There is no other place in the world that has such gentle hills, which give an exceptional breadth to the landscape and a horizon that stretches for tens of kilometers.
We are in the heart of the Val d’Orcia, a paradisiacal place truly unique in combining the green of the cypresses with the yellow of the wheat fields.
Welcome to the word of Brunello di Montalcino.
Here the cultivation of the vine is a centuries-old tradition, thanks to a territory that contains many favorable elements: from exposure to the sun to the hilly position, from the complex geological conformation to the many days of good weather spread throughout the year.

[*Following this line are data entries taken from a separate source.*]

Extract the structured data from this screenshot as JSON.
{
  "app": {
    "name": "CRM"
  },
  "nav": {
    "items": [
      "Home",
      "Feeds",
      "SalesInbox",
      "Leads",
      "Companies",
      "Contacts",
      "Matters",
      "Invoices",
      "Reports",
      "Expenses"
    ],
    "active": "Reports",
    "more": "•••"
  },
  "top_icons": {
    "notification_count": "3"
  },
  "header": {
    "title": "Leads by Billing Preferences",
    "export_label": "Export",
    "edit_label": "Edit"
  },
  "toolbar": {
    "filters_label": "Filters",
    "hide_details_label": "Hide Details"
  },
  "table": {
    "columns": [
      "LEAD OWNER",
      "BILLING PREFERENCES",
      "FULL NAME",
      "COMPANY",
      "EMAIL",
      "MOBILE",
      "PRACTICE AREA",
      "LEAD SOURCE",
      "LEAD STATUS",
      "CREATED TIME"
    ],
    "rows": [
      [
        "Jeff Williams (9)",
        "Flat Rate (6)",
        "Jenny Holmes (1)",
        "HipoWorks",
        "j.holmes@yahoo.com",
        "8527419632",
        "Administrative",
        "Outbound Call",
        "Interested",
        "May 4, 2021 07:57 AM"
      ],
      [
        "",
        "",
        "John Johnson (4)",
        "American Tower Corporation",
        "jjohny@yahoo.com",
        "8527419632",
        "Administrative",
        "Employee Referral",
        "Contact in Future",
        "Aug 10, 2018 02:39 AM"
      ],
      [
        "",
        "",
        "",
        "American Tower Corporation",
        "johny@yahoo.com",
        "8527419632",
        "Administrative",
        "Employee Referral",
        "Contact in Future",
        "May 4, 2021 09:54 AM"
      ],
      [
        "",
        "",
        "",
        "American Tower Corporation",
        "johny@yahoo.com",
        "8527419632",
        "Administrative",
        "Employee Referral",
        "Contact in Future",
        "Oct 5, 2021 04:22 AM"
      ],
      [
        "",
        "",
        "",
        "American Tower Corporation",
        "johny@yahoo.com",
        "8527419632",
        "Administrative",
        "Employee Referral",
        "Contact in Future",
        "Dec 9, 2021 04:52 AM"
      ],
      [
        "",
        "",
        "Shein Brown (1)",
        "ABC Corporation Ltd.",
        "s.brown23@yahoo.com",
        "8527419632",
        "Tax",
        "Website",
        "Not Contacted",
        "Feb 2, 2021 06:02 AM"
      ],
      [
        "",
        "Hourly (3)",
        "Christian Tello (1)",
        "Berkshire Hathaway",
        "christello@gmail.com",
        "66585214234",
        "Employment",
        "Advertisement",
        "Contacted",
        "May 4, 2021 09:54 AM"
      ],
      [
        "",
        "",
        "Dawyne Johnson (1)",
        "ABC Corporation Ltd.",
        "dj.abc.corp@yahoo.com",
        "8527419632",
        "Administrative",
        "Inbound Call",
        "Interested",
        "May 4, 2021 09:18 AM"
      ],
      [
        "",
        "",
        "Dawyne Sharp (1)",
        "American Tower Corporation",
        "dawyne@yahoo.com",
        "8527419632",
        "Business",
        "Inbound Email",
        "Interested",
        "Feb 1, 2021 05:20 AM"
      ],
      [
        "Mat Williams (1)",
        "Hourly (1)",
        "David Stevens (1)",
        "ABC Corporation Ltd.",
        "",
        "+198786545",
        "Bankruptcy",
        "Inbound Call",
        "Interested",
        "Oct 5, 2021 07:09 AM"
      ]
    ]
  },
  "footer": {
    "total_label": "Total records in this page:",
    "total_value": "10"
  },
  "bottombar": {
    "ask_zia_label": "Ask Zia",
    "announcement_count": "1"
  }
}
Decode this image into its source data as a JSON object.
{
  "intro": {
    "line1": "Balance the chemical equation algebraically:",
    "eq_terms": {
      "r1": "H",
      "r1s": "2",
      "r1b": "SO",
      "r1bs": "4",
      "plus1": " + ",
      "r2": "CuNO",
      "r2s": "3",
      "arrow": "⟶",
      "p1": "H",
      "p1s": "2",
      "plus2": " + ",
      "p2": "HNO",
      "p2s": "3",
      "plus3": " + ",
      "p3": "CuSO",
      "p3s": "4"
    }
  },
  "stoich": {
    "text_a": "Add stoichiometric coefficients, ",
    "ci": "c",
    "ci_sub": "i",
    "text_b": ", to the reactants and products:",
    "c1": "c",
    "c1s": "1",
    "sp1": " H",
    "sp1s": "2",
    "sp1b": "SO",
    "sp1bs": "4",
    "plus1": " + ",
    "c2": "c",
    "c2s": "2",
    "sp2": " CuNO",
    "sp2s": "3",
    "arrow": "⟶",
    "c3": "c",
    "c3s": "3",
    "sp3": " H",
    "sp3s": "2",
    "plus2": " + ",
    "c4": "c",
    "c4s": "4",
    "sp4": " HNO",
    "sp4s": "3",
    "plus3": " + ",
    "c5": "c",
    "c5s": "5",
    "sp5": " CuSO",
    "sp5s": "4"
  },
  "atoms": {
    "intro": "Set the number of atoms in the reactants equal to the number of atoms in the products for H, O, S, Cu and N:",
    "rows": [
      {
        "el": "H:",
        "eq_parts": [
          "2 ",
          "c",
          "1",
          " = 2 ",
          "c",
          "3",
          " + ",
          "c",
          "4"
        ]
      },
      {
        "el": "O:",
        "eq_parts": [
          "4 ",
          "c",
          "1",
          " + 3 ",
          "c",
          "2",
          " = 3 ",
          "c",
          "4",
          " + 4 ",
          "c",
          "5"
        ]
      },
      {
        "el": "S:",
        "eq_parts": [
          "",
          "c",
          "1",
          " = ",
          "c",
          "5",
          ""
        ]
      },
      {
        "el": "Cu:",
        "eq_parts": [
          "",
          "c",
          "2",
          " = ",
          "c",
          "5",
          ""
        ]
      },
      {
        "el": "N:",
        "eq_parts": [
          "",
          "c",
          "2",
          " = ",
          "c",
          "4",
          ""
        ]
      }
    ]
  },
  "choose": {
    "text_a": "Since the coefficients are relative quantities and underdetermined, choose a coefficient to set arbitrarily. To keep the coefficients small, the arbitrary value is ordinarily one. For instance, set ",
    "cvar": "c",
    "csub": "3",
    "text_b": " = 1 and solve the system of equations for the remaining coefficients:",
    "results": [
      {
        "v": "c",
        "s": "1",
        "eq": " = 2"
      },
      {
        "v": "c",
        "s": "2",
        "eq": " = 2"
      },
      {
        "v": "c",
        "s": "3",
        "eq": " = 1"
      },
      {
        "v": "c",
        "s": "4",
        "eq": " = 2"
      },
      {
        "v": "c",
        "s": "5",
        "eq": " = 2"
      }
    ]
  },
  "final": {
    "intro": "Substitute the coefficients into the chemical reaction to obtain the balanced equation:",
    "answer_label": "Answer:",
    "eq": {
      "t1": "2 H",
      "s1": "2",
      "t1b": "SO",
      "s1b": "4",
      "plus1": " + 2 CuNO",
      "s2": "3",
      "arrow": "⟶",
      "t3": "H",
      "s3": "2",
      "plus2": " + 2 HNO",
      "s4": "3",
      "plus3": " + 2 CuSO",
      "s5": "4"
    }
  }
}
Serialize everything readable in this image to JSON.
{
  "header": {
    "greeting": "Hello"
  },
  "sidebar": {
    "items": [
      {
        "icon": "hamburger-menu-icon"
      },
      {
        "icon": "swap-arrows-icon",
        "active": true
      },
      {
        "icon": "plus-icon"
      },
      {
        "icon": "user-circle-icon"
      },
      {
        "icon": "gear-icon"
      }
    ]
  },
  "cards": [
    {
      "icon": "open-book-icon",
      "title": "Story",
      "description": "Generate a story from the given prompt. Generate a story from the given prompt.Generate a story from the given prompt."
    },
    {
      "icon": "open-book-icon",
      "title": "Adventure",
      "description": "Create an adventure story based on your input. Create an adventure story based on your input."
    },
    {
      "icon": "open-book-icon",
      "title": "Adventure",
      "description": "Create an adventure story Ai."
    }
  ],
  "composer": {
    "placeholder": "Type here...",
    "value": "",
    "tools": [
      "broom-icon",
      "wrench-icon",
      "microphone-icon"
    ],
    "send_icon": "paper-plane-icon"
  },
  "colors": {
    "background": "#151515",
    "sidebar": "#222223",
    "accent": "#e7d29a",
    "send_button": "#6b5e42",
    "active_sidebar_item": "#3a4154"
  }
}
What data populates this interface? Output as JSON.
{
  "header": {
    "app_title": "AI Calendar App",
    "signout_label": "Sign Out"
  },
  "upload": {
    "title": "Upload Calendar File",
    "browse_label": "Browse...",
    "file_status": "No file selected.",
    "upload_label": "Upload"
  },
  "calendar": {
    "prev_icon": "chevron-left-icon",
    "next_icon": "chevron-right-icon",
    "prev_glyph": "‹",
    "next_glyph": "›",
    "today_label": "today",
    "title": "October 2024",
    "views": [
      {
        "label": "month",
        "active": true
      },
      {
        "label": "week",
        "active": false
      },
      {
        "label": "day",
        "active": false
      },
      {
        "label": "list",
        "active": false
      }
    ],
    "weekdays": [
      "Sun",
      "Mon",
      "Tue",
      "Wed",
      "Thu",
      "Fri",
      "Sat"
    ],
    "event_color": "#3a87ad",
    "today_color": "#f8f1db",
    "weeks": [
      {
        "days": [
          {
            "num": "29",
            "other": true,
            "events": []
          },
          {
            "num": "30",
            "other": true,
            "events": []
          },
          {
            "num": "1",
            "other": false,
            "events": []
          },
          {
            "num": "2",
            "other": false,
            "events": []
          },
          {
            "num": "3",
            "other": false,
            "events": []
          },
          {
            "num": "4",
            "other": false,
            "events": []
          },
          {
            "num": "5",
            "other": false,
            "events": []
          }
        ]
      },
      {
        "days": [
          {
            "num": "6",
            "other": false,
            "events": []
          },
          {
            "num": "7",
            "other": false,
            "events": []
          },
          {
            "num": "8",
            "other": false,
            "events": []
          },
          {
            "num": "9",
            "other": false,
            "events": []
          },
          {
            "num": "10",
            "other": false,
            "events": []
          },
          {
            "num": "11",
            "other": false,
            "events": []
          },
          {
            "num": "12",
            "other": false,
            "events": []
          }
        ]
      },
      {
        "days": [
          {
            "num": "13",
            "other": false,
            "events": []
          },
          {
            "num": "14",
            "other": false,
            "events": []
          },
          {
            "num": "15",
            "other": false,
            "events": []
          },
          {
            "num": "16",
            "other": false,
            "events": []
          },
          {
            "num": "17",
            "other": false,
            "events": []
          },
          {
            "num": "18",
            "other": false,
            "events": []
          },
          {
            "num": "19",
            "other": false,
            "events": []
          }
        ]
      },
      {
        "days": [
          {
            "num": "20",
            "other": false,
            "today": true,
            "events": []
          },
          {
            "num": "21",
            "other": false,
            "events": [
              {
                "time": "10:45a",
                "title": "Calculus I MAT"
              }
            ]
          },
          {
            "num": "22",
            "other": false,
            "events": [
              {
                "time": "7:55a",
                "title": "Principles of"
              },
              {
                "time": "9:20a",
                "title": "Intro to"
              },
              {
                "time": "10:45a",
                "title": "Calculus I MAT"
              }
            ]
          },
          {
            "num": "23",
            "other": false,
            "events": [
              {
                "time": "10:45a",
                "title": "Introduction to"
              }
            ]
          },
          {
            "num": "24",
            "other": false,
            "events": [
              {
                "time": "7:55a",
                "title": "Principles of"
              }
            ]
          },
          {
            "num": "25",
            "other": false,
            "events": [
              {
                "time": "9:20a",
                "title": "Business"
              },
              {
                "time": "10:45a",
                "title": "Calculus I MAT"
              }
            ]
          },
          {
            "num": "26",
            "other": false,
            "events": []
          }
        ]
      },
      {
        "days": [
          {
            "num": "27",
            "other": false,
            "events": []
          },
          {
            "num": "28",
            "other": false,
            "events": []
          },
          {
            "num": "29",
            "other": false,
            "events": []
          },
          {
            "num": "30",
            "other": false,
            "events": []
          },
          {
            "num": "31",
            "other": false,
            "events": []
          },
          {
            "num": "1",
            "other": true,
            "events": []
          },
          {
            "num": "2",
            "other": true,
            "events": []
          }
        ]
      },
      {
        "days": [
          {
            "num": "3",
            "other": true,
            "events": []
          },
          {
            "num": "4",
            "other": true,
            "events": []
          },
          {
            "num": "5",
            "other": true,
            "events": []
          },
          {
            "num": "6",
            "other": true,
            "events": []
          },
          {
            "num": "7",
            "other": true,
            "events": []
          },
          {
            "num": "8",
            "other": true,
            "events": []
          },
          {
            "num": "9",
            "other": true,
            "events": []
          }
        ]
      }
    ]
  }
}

Nevertheless, Brunello di Montalcino became famous only in the fifties: before, in fact, the reference wine of the territory was Moscadello di Montalcino, made with Muscat grapes.
There is more. Brunello is so called because in Montalcino it was believed to be a different variety from Sangiovese grapes, until in 1872 a scientific study of the Province of Siena published a report where it was established that it was the same variety.
The growing success that Brunello has obtained in a particular way on foreign markets, with an incredibly relevant growth which is still going on today, is largely due to the “political” decisions of the Consorzio Brunello di Montalcino.
The president of the Consorzio, Fabrizio Bindocci, is the commercial director of Tenuta Il Poggione, located in Sant’Angelo in Colle. During the visit in the winery he said it was a crucial decision not to allow the planting of new vineyards within the Montalcino territory in order not to intensify the cultivation and to respect the delicate environmental balance from which vines are the first ones to benefit.
Brunello di Montalcino was the first wine in Italy to be awarded with the DOCG label, in 1980 (DOC dates back to 1966 instead), as Fabrizio reminds by pointing out the vast estate of the Tenuta, which consists of 150 hectares (150 acres) spread on these magnificent hills.
Lavinio Franceschi, the founder of Tenuta Il Poggione, was among the first ones who, at the end of 1800, believed in the potentialities of this territory to produce a red wine of great complexity and refinement.
Almost one hundred and fifty years later, thanks to the extraordinary quality of the grapes ripened in this unique territory and thanks to the ageing of at least 5 years provided for by the regulations, we can agree that it has been a challenge not only won, but reconfirmed every year in which Brunello constantly registers an increase of new admirers.
A wine that reflects and respects the quality of the territory, representing a prestigious bastion of Italian enogastronomy.